To the Sisters of the Joyful Heart,
I give you this painting freely, not for what I’ve done but for what a true master did before my modest and hasty effort.
With love,
Claire Peck Grayson, a sister in spirit
Claire had figured out that she had an authentic Rembrandt on her hands and hid it behind one of her own paintings. It would be safe, and it wouldn’t go to her husband. She’d wanted the sisters to have it. They would know what to do with it.
One hell of a thank-you gift, Colin thought, even if it had taken forty years to discover.
Mother Superior Natalie Aquinas Williams had opened up the private meditation garden for Emma and any investigators who wanted to take a moment there.
Colin imagined Emma here in her early twenties. “I’ll bet you loved watching lobstermen.”
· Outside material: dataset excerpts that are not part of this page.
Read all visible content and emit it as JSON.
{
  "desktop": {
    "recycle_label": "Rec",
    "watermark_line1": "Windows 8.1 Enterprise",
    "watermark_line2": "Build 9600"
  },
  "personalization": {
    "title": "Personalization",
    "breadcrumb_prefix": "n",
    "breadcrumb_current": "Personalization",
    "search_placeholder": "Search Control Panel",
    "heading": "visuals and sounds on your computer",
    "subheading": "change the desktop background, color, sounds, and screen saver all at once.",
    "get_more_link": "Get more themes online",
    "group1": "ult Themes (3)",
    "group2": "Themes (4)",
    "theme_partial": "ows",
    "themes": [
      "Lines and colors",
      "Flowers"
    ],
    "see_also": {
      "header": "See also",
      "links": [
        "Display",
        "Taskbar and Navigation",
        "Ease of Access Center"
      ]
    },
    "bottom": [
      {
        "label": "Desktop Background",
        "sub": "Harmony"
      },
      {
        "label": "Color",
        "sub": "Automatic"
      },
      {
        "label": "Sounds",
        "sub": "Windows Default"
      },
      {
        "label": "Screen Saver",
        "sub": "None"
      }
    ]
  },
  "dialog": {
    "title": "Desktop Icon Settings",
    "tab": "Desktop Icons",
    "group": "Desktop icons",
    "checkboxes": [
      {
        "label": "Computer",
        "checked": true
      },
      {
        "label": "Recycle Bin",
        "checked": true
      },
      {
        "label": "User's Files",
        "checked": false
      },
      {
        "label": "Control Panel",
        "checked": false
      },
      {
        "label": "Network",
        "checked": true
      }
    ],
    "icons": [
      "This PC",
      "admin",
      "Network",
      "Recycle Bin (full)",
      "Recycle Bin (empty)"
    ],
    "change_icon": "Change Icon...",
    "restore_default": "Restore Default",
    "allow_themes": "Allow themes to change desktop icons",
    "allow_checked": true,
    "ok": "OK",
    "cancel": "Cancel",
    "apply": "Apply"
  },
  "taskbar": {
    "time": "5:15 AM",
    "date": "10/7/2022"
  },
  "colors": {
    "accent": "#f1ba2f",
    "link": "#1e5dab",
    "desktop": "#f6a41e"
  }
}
She laughed behind him. “Don’t forget rugged marine patrol officers.”
“Not yachtsmen?”
She stood to his right now, on the very edge of the ledge. “Yachtsmen seemed more out of reach than your basic Rock Point hard-ass.”
She looked like a Heron’s Cove hard-ass right now in her leather jacket, jeans and boots, with her honey-colored hair pulled back, her jaw set and her green eyes narrowed as she focused on her job. Colin knew the events of the day had taken an emotional toll. They had on him, too, although he wouldn’t necessarily articulate it with words. Then again, Emma might not, either.